Kleine slagpennen: buitenvaan goudgeel met grove zwarte peltekening; binnenvaan goud­geel met grove onregelmatige peltekening die overgaat in min of meer overlangse strepen.
Benedenborst, buik en dijen: warm goudgeel met enige peltekening die naar beneden toe krachtiger wordt. Donskleur: blauwgrijs.

Ernstige fouten
Veel te lichte of veel te donkere grondkleur of ongelijke grondkleur; grove of zeer onregelmatige peltekening; onvoldoende kleurdiepte en scherpte van de pelteke­ning; te hoog in de borst oplopende peltekening; peltekening in de halskraag.

Fouten
Bovenstaande ernstige fouten in mindere mate aanwezig; grondkleur in de pelteke­ning.

Zilverpel

Kleur en tekening van haan en hen
De groenzwarte tekening is in alle delen van het gevederte gelijk aan die van de goudpel. De goudbruine grondkleur is bij deze kleurslag echter vervangen door zilverwit.
Donskleur: lichtgrijs.

Ernstige fouten bij de haan
Gele tint in hals- en zadelbehang; roest in schouders; zwarte vlekjes in borst, buik, dijen en vleugeldek; veel te brede of onregelmatige omzoming van sikkels of staartdekveren; ontbreken van de sikkelomzoming.

Fouten
Bovenstaande ernstige fouten in mindere mate aanwezig.

Ernstige fouten bij de hen
Gele tint in de grondkleur; grove of zeer onregelmatige peltekening; onvoldoende kleurdiepte en scherpte van de peltekening; te hoog in de borst oplopende peltekening; peltekening in de halskraag.

Fouten
Bovenstaande ernstige fouten in mindere mate aanwezig; grondkleur in de pelteke­ning.

Citroenpel

Kleur en tekening van haan en hen
De groenzwarte tekening is in alle delen van het gevederte gelijk aan die van de goudpel. De goudbruine grondkleur is bij deze kleurslag echter vervangen door citroengeel.
Donskleur: lichtblauwgrijs.

Ernstige fouten bij de haan
Te donkere of onregelmatige grondkleur; te rood op schouders; te brede of zeer onregelmatige omzoming van sikkels of staartdekveren; ontbreken van de sikkelomzoming.

Fouten
Bovenstaande ernstige fouten in mindere mate aanwezig; te donker op rug.

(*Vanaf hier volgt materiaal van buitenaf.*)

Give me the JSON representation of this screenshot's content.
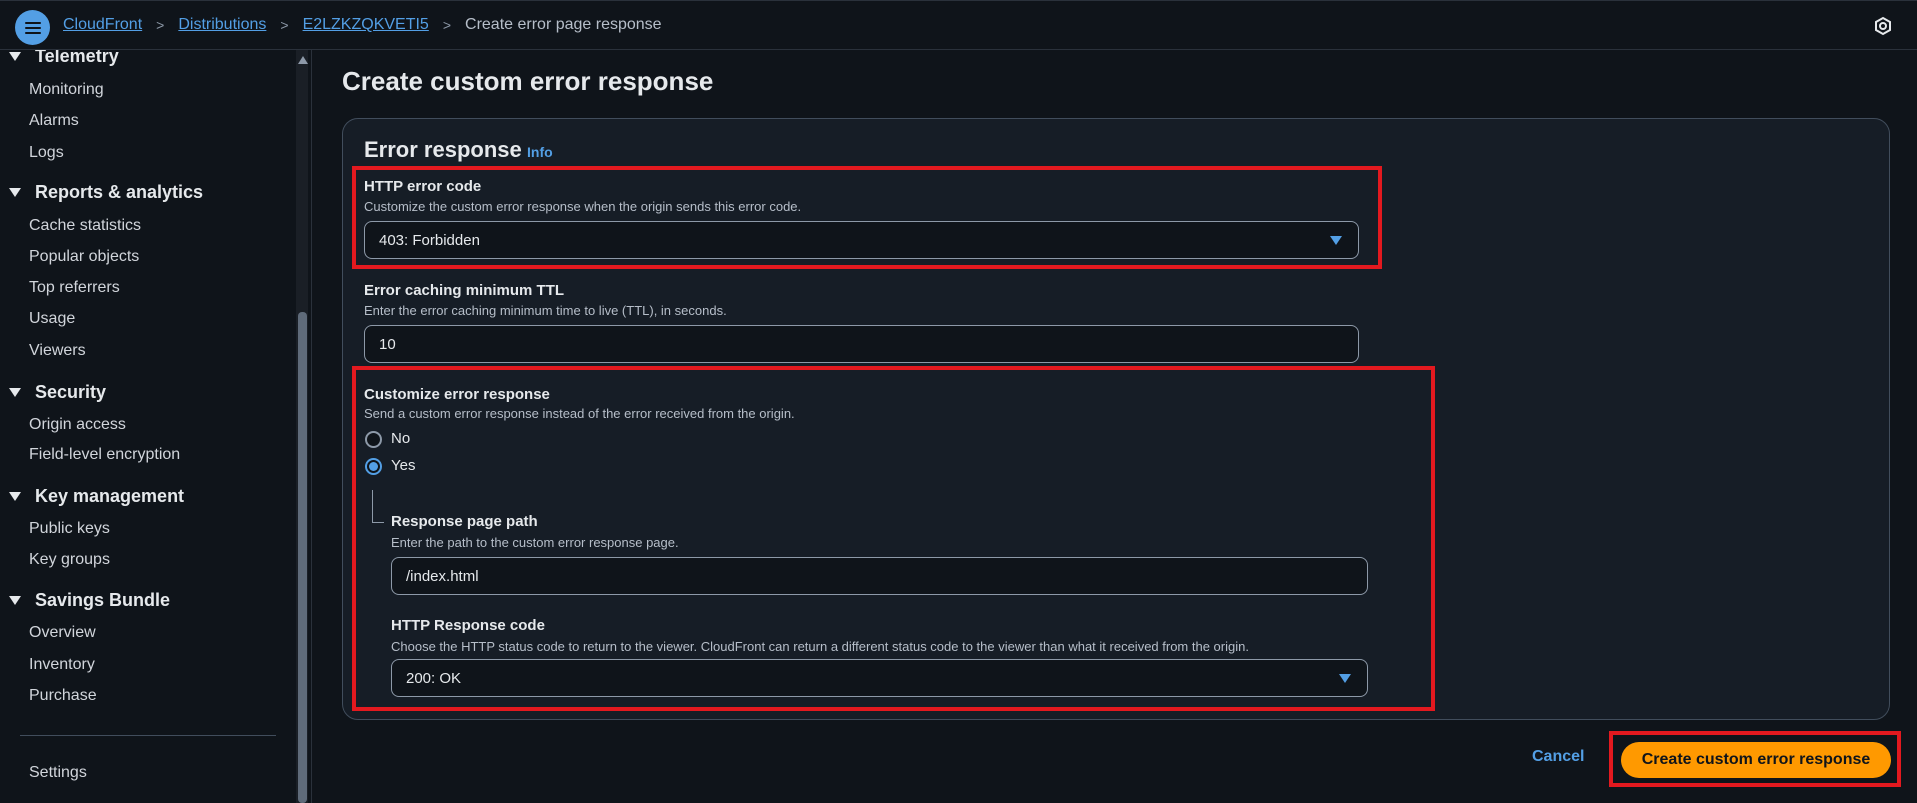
{
  "topbar": {
    "breadcrumbs": [
      {
        "label": "CloudFront"
      },
      {
        "label": "Distributions"
      },
      {
        "label": "E2LZKZQKVETI5"
      },
      {
        "label": "Create error page response"
      }
    ]
  },
  "sidebar": {
    "sections": [
      {
        "title": "Telemetry",
        "items": [
          "Monitoring",
          "Alarms",
          "Logs"
        ]
      },
      {
        "title": "Reports & analytics",
        "items": [
          "Cache statistics",
          "Popular objects",
          "Top referrers",
          "Usage",
          "Viewers"
        ]
      },
      {
        "title": "Security",
        "items": [
          "Origin access",
          "Field-level encryption"
        ]
      },
      {
        "title": "Key management",
        "items": [
          "Public keys",
          "Key groups"
        ]
      },
      {
        "title": "Savings Bundle",
        "items": [
          "Overview",
          "Inventory",
          "Purchase"
        ]
      }
    ],
    "settings_label": "Settings"
  },
  "main": {
    "page_title": "Create custom error response",
    "panel": {
      "title": "Error response",
      "info_label": "Info",
      "http_error_code": {
        "label": "HTTP error code",
        "description": "Customize the custom error response when the origin sends this error code.",
        "value": "403: Forbidden"
      },
      "ttl": {
        "label": "Error caching minimum TTL",
        "description": "Enter the error caching minimum time to live (TTL), in seconds.",
        "value": "10"
      },
      "customize": {
        "label": "Customize error response",
        "description": "Send a custom error response instead of the error received from the origin.",
        "options": [
          "No",
          "Yes"
        ],
        "selected": "Yes"
      },
      "response_page_path": {
        "label": "Response page path",
        "description": "Enter the path to the custom error response page.",
        "value": "/index.html"
      },
      "http_response_code": {
        "label": "HTTP Response code",
        "description": "Choose the HTTP status code to return to the viewer. CloudFront can return a different status code to the viewer than what it received from the origin.",
        "value": "200: OK"
      }
    },
    "cancel_label": "Cancel",
    "submit_label": "Create custom error response"
  },
  "colors": {
    "accent": "#539fe5",
    "primary_button": "#ff9900",
    "highlight": "#e3191f",
    "background": "#0f141a"
  }
}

Ernstige fouten bij de hen
Te donkere of ongelijkmatige grondkleur; grove of zeer onregelmatige peltekening; onvoldoende kleurdiepte en scherpte van de peltekening; te hoog in de borst oplopende peltekening; peltekening in de halskraag.

Fouten
Bovenstaande ernstige fouten in mindere mate aanwezig; grondkleur in de pelteke­ning.

Noot
Ten aanzien van de peltekening bij de Assendelfters wordt opgemerkt dat de peltekening gevormd wordt door aan weerszijden van de veerschacht paarsgewijs liggende, langwerpige pelvlekjes in de vorm van tarwekorrels, twee of drie aan iedere zijde van de schacht, waarvan alleen de bovenste paren zichtbaar zijn. 3-5 paren zijn toegestaan. Deze pelvlekjes liggen geheel vrij en dienen noch de schacht, noch de veerrand te raken.